Cipaille or Cipate, a Layered Meat Pie, is a Québécoise classic dish, much beloved throughout the province. The flavor is deep and rich. The term fundamentally means that you don’t care what you put into the pie. This is rustic cooking based from Canada’s French roots, when meat was hunted and stored.
- 2 pounds boneless pheasant, duck or chicken meat
- 2 pounds lean venison or beef
- 2 pounds lean pork
- 4 medium onions, coarsely chopped
- 1/4 pound salt pork, thinly sliced
- 2 Cups potatoes, peeled and cubed
- 1 teaspoon salt
- 1/2 teaspoon ground black pepper
- 1/4 teaspoon mixed ground cloves, nutmeg, cinnamon, allspice
- 2 Cups chicken stock (approximate)
- 1 short crust pie dough (recipe follows)
- 2 eggs
- 1⁄2 teaspoon salt
- 1 Cup water
- 2 Cups all-purpose flour
- 3⁄4 Cup vegetable shortening or lard
- In a bowl, beat the eggs with the salt and water.

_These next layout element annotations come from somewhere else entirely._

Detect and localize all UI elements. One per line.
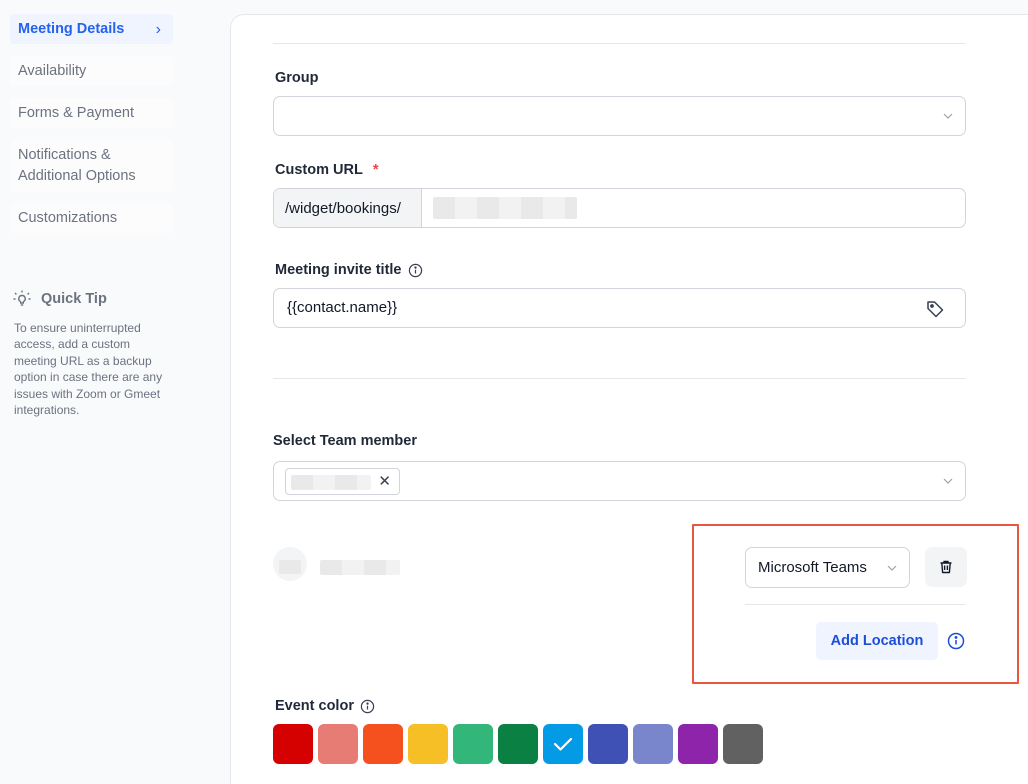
sidebar-item-notifications[interactable]: Notifications & Additional Options	[10, 140, 173, 192]
sidebar-item-label: Notifications & Additional Options	[18, 147, 136, 184]
quick-tip-header: Quick Tip	[12, 289, 107, 309]
trash-icon	[940, 560, 952, 574]
color-swatch[interactable]	[453, 724, 493, 764]
sidebar-item-availability[interactable]: Availability	[10, 56, 173, 86]
info-icon[interactable]	[947, 632, 965, 650]
invite-title-value: {{contact.name}}	[287, 299, 398, 316]
lightbulb-icon	[13, 290, 31, 306]
redacted-url-slug	[433, 197, 577, 219]
custom-url-label: Custom URL *	[275, 162, 379, 178]
check-icon	[553, 737, 573, 751]
color-swatch[interactable]	[723, 724, 763, 764]
quick-tip-text: To ensure uninterrupted access, add a cu…	[14, 321, 163, 418]
info-icon[interactable]	[360, 699, 375, 714]
redacted-member-row-name	[320, 560, 400, 575]
group-select[interactable]	[273, 96, 966, 136]
sidebar-item-label: Forms & Payment	[18, 104, 135, 121]
redacted-member-name	[291, 475, 371, 490]
divider	[273, 43, 966, 44]
delete-location-button[interactable]	[925, 547, 967, 587]
close-icon[interactable]: ✕	[378, 474, 391, 490]
selected-member-chip: ✕	[285, 468, 400, 495]
quick-tip-title: Quick Tip	[41, 291, 107, 307]
color-swatch[interactable]	[678, 724, 718, 764]
required-asterisk: *	[372, 162, 379, 178]
location-select[interactable]: Microsoft Teams	[745, 547, 910, 588]
color-swatches	[273, 724, 763, 764]
redacted-avatar	[279, 560, 301, 574]
divider	[745, 604, 966, 605]
info-icon[interactable]	[408, 263, 423, 278]
sidebar-item-label: Meeting Details	[18, 20, 125, 37]
sidebar-item-customizations[interactable]: Customizations	[10, 203, 173, 233]
invite-title-label: Meeting invite title	[275, 262, 423, 278]
group-label: Group	[275, 70, 319, 86]
color-swatch[interactable]	[543, 724, 583, 764]
team-member-label: Select Team member	[273, 433, 417, 449]
color-swatch[interactable]	[588, 724, 628, 764]
event-color-label: Event color	[275, 698, 375, 714]
color-swatch[interactable]	[408, 724, 448, 764]
sidebar: Meeting Details › Availability Forms & P…	[0, 0, 190, 784]
divider	[273, 378, 966, 379]
color-swatch[interactable]	[318, 724, 358, 764]
custom-url-field: /widget/bookings/	[273, 188, 966, 228]
chevron-down-icon	[943, 113, 953, 119]
chevron-right-icon: ›	[155, 20, 161, 38]
tag-icon[interactable]	[925, 299, 945, 319]
chevron-down-icon	[943, 478, 953, 484]
add-location-button[interactable]: Add Location	[816, 622, 938, 660]
sidebar-item-label: Customizations	[18, 209, 118, 226]
sidebar-item-meeting-details[interactable]: Meeting Details ›	[10, 14, 173, 44]
chevron-down-icon	[887, 565, 897, 571]
color-swatch[interactable]	[498, 724, 538, 764]
sidebar-item-forms-payment[interactable]: Forms & Payment	[10, 98, 173, 128]
invite-title-input[interactable]: {{contact.name}}	[273, 288, 966, 328]
color-swatch[interactable]	[363, 724, 403, 764]
color-swatch[interactable]	[633, 724, 673, 764]
sidebar-item-label: Availability	[18, 62, 87, 79]
color-swatch[interactable]	[273, 724, 313, 764]
team-member-select[interactable]: ✕	[273, 461, 966, 501]
url-prefix: /widget/bookings/	[274, 189, 422, 227]
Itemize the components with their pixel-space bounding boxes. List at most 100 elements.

- In another bowl, mix all purpose flour with vegetable shortening, until mixture resembles coarse meal.
- Stir liquid in with two knifes, until the dough gathers into ball.

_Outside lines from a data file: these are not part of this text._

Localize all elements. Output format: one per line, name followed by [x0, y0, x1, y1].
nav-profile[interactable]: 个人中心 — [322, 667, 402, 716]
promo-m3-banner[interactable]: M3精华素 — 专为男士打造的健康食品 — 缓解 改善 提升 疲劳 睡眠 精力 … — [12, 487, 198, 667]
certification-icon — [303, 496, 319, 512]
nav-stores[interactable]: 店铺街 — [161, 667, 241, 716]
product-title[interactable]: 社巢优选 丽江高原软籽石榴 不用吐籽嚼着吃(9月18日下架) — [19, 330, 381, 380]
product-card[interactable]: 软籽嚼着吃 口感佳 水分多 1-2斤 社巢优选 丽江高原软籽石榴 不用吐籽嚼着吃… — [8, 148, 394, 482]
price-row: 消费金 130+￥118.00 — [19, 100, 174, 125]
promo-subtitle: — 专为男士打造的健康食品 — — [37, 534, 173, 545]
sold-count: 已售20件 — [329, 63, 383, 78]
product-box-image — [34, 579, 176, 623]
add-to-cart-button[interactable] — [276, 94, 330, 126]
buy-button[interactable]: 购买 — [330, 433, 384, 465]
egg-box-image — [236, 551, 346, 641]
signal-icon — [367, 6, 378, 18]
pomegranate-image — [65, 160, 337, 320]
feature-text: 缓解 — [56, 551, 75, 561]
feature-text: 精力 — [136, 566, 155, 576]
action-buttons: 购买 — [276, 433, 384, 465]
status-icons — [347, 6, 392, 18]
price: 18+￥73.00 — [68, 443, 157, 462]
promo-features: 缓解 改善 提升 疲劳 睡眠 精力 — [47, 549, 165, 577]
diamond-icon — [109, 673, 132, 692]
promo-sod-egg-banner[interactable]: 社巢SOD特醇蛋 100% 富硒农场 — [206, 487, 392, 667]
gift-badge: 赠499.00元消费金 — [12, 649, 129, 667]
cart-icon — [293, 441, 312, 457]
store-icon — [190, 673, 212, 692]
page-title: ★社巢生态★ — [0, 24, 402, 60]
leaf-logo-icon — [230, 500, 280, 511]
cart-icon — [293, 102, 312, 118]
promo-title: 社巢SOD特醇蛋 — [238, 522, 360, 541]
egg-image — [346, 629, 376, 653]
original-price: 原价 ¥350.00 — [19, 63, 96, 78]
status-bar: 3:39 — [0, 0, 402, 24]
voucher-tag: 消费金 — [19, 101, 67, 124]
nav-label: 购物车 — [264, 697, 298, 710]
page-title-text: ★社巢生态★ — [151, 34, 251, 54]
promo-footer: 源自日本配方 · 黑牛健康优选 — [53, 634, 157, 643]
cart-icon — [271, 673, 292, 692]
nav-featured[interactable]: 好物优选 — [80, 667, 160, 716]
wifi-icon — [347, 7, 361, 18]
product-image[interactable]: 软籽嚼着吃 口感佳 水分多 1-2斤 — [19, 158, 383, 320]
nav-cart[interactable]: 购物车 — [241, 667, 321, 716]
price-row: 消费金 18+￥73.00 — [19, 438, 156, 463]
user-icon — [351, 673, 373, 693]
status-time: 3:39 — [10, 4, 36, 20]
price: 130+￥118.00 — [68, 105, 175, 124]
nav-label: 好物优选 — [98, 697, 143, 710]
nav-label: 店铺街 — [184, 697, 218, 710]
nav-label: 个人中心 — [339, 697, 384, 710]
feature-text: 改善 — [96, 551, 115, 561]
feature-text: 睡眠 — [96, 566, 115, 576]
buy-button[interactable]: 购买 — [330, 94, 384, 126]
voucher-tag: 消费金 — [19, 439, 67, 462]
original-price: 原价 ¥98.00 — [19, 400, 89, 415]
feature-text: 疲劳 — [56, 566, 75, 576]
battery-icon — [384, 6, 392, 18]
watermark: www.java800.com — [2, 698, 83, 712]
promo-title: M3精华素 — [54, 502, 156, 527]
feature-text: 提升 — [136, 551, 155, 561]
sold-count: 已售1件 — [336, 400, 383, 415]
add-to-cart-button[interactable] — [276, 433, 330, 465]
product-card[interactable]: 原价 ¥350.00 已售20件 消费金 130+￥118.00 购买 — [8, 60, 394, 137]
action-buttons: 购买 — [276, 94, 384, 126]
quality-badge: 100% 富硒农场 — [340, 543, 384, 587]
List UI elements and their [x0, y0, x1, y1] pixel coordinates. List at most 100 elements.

- Cover and chill dough for an hour.
- Cut chicken, beef and pork into 1 inch cubes and place in a large bowl. Combine with onions; cover and refrigerate for at least 12 hours or overnight.
- Arrange salt pork evenly in the bottom of a 3 quart casserole, preferably cast iron with a cover. Layer with 1/3 of the meat mixture and 1/3 of the potatoes; season with 1/3 of salt, pepper and spices.

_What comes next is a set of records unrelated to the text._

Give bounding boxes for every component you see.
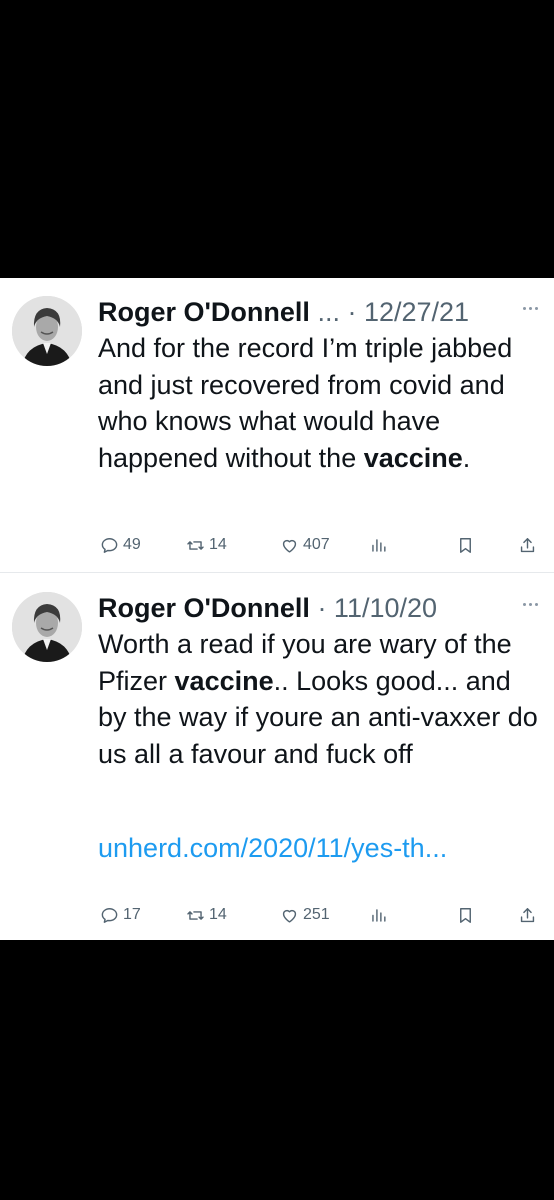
retweet-button[interactable]: 14 xyxy=(186,530,227,560)
share-button[interactable] xyxy=(518,900,537,930)
retweet-button[interactable]: 14 xyxy=(186,900,227,930)
tweet-text-highlight: vaccine xyxy=(363,442,463,473)
views-icon xyxy=(372,538,386,552)
tweet-actions: 49 14 407 xyxy=(0,530,554,560)
retweet-icon xyxy=(187,540,204,550)
author-name[interactable]: Roger O'Donnell xyxy=(98,593,310,623)
tweet-meta: ... · 12/27/21 xyxy=(309,297,470,327)
reply-count: 49 xyxy=(123,536,141,553)
share-icon xyxy=(520,537,535,552)
more-icon[interactable] xyxy=(523,594,538,614)
share-icon xyxy=(520,907,535,922)
heart-icon xyxy=(282,539,297,553)
bookmark-button[interactable] xyxy=(456,900,475,930)
author-name[interactable]: Roger O'Donnell xyxy=(98,297,310,327)
tweet-text: And for the record I’m triple jabbed and… xyxy=(98,330,544,476)
tweet-text-highlight: vaccine xyxy=(174,665,274,696)
tweet-actions: 17 14 251 xyxy=(0,900,554,930)
like-button[interactable]: 407 xyxy=(280,530,330,560)
screenshot: Roger O'Donnell ... · 12/27/21 And for t… xyxy=(0,0,554,1200)
tweet-header: Roger O'Donnell · 11/10/20 xyxy=(98,590,554,626)
avatar[interactable] xyxy=(12,296,82,366)
like-count: 407 xyxy=(303,536,330,553)
divider xyxy=(0,572,554,573)
heart-icon xyxy=(282,909,297,923)
bookmark-icon xyxy=(460,537,471,553)
views-button[interactable] xyxy=(369,900,388,930)
retweet-count: 14 xyxy=(209,536,227,553)
tweet-feed: Roger O'Donnell ... · 12/27/21 And for t… xyxy=(0,278,554,940)
views-button[interactable] xyxy=(369,530,388,560)
tweet[interactable]: Roger O'Donnell ... · 12/27/21 And for t… xyxy=(0,278,554,573)
tweet-meta: · 11/10/20 xyxy=(309,593,438,623)
tweet-text-part: . xyxy=(462,442,471,473)
reply-count: 17 xyxy=(123,906,141,923)
reply-button[interactable]: 49 xyxy=(100,530,141,560)
bookmark-button[interactable] xyxy=(456,530,475,560)
tweet-header: Roger O'Donnell ... · 12/27/21 xyxy=(98,294,554,330)
retweet-count: 14 xyxy=(209,906,227,923)
reply-icon xyxy=(101,907,118,923)
more-icon[interactable] xyxy=(523,298,538,318)
reply-button[interactable]: 17 xyxy=(100,900,141,930)
like-button[interactable]: 251 xyxy=(280,900,330,930)
share-button[interactable] xyxy=(518,530,537,560)
tweet-link[interactable]: unherd.com/2020/11/yes-th... xyxy=(98,830,447,866)
like-count: 251 xyxy=(303,906,330,923)
avatar[interactable] xyxy=(12,592,82,662)
bookmark-icon xyxy=(460,907,471,923)
tweet[interactable]: Roger O'Donnell · 11/10/20 Worth a read … xyxy=(0,574,554,940)
retweet-icon xyxy=(187,910,204,920)
views-icon xyxy=(372,908,386,922)
reply-icon xyxy=(101,537,118,553)
tweet-text: Worth a read if you are wary of the Pfiz… xyxy=(98,626,544,772)
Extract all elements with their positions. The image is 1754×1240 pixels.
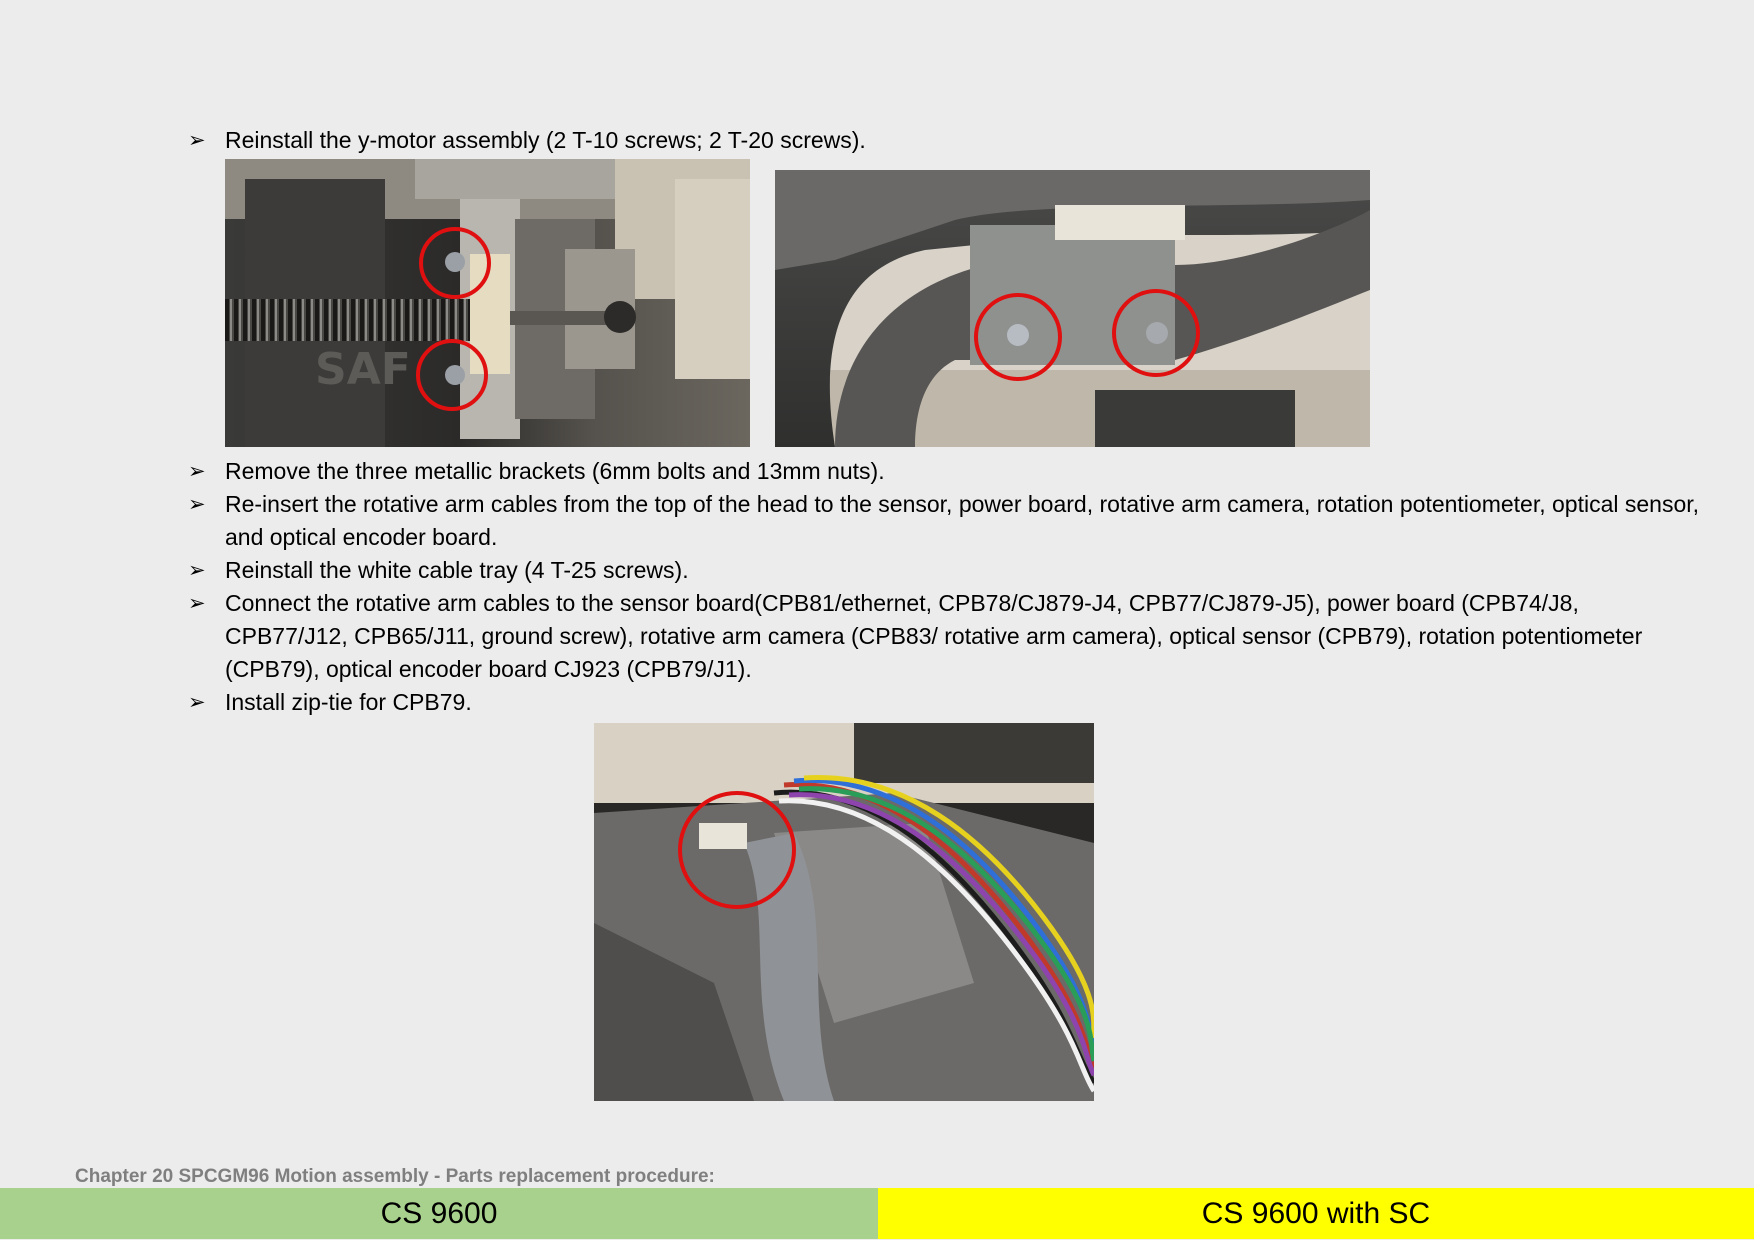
photo-zip-tie-cpb79 bbox=[594, 723, 1094, 1101]
step-text: Remove the three metallic brackets (6mm … bbox=[225, 458, 885, 484]
arrow-bullet-icon: ➢ bbox=[188, 493, 206, 516]
svg-text:SAF: SAF bbox=[315, 344, 411, 395]
arrow-bullet-icon: ➢ bbox=[188, 559, 206, 582]
photo-y-motor-screws: SAF bbox=[225, 159, 750, 447]
photo-motor-bracket-screws bbox=[775, 170, 1370, 447]
arrow-bullet-icon: ➢ bbox=[188, 592, 206, 615]
step-text: Connect the rotative arm cables to the s… bbox=[225, 590, 1643, 682]
arrow-bullet-icon: ➢ bbox=[188, 129, 206, 152]
step-text: Reinstall the y-motor assembly (2 T-10 s… bbox=[225, 127, 866, 153]
chapter-title: Chapter 20 SPCGM96 Motion assembly - Par… bbox=[75, 1166, 715, 1187]
arrow-bullet-icon: ➢ bbox=[188, 460, 206, 483]
model-band-cs9600: CS 9600 bbox=[0, 1188, 878, 1239]
step-text: Install zip-tie for CPB79. bbox=[225, 689, 472, 715]
step-text: Reinstall the white cable tray (4 T-25 s… bbox=[225, 557, 689, 583]
arrow-bullet-icon: ➢ bbox=[188, 691, 206, 714]
step-text: Re-insert the rotative arm cables from t… bbox=[225, 491, 1700, 550]
model-band-cs9600-sc: CS 9600 with SC bbox=[878, 1188, 1754, 1239]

- Roll out half of the pastry slightly thicker than for a normal pie and arrange on the potato layer, cutting a small hole in the centre.
- Repeat with 2 more layers of meat and potatoes seasoned with salt, pepper and spices. Cover with remaining pastry, cutting a small hole in the centre.
- Slowly add enough chicken stock through the hole until liquid appears. Cover dish and bake in a preheated 400 degree F oven for 45 minutes or until liquid simmers.
- Reduce temperature to 250 degrees F and continue to bake, covered, for 5 to 6 hours more or until top crust is a rich golden brown.